Series co-host Kathi Kern, herself a professor of history at the University of Kentucky, interviews Anastasia Curwood, Associate Professor and Director, African American & Africana Studies at UK on the role of race in determining who immediately benefitted from ratification of the 19th Amendment, and who had to wait until many decades later and passage of the Voting Rights Act of 1965.
The 19th Amendment, 100 Years Later
About the series
The 19th Amendment to the U.S. Constitution states that “The right of citizens of the United States to vote shall not be denied or abridged by the United States or by any State on account of sex.” It was passed by Congress on June 4, 1919, and obtained the agreement of the states on August 18, 1920, when Tennessee became the 36th state to ratify.
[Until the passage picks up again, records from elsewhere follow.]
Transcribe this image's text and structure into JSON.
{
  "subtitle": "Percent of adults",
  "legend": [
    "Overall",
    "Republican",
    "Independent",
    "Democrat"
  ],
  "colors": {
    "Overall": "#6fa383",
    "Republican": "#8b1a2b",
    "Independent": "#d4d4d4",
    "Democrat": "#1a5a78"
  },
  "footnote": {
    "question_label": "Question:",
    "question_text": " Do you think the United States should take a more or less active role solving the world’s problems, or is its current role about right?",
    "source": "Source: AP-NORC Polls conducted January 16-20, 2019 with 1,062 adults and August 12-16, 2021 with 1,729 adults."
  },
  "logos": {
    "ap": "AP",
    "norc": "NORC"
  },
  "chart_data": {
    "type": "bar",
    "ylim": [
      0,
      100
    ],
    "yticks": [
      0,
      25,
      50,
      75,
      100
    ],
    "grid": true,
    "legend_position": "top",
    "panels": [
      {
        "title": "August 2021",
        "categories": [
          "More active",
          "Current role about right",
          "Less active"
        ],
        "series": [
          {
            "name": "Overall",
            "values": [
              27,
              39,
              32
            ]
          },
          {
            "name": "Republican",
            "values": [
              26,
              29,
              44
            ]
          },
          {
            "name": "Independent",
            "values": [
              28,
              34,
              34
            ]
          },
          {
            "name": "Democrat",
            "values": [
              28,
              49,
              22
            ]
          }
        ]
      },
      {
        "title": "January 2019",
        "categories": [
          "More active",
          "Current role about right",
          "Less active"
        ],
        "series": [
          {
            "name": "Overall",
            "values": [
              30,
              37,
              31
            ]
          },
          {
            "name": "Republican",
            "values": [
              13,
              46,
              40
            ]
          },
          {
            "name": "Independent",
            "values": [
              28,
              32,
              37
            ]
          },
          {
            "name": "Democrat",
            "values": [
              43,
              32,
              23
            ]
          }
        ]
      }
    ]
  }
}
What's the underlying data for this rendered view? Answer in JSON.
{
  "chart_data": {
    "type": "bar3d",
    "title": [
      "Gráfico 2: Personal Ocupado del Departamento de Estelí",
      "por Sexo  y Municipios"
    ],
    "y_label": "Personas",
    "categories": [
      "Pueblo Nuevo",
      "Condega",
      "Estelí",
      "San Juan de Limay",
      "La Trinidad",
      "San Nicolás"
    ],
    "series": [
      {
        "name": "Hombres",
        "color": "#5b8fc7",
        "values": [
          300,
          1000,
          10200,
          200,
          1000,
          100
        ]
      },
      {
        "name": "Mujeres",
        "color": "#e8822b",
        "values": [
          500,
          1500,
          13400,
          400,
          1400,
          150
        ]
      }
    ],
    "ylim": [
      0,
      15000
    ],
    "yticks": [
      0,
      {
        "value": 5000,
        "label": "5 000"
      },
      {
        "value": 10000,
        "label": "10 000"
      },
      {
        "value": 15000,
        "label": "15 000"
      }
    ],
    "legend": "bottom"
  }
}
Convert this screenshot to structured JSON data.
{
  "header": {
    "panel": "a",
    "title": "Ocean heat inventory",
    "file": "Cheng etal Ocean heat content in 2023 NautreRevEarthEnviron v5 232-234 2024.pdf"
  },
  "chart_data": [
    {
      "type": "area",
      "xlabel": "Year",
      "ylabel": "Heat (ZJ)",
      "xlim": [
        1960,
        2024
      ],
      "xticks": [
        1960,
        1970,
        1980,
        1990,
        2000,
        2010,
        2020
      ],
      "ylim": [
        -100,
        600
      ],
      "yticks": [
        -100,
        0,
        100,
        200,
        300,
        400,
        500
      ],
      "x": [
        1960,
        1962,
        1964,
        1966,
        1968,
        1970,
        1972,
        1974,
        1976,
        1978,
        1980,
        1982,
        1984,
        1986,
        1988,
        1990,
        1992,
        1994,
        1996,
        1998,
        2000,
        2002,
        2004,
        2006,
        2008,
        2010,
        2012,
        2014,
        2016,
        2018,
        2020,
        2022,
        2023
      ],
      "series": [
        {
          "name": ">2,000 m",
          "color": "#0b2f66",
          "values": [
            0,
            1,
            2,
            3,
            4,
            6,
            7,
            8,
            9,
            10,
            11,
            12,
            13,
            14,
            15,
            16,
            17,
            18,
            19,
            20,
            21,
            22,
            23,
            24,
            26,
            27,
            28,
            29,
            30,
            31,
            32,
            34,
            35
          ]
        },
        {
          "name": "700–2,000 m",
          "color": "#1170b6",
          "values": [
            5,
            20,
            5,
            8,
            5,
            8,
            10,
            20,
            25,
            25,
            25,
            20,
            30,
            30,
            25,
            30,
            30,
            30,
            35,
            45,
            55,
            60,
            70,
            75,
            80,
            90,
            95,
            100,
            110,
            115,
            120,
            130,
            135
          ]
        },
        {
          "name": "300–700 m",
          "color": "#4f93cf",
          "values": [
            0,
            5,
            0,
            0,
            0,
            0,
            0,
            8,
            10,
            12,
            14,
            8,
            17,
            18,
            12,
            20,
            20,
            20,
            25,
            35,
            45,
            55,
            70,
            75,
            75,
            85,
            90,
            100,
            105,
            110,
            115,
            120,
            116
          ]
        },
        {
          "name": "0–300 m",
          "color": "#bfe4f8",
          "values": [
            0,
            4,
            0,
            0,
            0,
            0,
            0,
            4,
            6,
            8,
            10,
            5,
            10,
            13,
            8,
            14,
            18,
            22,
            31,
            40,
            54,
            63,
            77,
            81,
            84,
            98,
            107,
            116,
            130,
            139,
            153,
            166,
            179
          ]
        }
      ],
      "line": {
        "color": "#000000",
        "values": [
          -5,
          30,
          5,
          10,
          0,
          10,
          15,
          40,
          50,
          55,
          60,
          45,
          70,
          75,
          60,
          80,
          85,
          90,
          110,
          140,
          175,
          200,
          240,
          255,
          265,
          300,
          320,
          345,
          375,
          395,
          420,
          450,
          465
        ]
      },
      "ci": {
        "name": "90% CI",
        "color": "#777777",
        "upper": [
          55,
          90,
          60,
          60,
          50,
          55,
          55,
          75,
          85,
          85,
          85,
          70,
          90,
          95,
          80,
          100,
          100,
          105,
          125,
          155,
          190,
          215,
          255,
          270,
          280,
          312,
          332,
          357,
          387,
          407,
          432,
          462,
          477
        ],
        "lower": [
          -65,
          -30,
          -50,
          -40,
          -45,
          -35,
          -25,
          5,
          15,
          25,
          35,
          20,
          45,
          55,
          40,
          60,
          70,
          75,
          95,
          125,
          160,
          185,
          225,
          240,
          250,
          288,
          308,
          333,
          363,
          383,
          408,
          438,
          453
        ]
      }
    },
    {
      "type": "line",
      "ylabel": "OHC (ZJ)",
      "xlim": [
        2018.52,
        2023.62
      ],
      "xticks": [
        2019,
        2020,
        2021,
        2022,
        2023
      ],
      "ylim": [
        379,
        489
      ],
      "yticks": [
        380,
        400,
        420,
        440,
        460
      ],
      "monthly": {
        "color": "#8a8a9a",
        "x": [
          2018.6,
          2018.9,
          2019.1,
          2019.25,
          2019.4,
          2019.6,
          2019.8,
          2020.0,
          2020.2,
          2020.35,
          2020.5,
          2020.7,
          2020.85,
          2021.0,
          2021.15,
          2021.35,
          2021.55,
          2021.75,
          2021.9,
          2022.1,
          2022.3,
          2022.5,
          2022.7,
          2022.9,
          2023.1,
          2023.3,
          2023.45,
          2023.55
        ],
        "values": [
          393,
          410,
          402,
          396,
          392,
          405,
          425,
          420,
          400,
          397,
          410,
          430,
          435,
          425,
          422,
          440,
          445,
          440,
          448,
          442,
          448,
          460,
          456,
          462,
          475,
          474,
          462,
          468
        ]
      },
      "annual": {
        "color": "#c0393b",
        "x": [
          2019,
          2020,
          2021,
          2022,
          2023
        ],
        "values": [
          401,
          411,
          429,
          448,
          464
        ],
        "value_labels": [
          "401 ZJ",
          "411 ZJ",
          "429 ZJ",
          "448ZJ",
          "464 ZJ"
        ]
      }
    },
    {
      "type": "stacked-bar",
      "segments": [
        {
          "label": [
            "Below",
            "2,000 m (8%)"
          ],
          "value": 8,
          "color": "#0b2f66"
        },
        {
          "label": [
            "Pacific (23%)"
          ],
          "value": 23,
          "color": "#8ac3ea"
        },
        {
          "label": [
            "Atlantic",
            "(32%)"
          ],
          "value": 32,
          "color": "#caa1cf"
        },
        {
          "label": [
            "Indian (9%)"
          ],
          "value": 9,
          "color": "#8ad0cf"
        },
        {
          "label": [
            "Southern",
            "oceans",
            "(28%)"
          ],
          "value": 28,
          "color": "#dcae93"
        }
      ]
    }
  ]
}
This yearlong series commemorates the amendment’s 100th anniversary, exploring the events that led up to its passage and considering its continuing relevance today. As we will discover, the suffrage movement varied greatly from state to state, and race and class played a key role in determining how an individual experienced the struggle. Significantly, the expansion of the right to vote in general was not a smooth, linear process; over the course of the nineteenth century, the expansion of the franchise to all white men regardless of wealth and property occurred alongside a restriction of the voting rights of women and free black men. As a result, this series both celebrates the passage of the 19th Amendment as a tremendous achievement in the realm of women’s rights and recognizes the complex, and sometimes dark, history of voting rights in the United States. It is a quintessentially American story.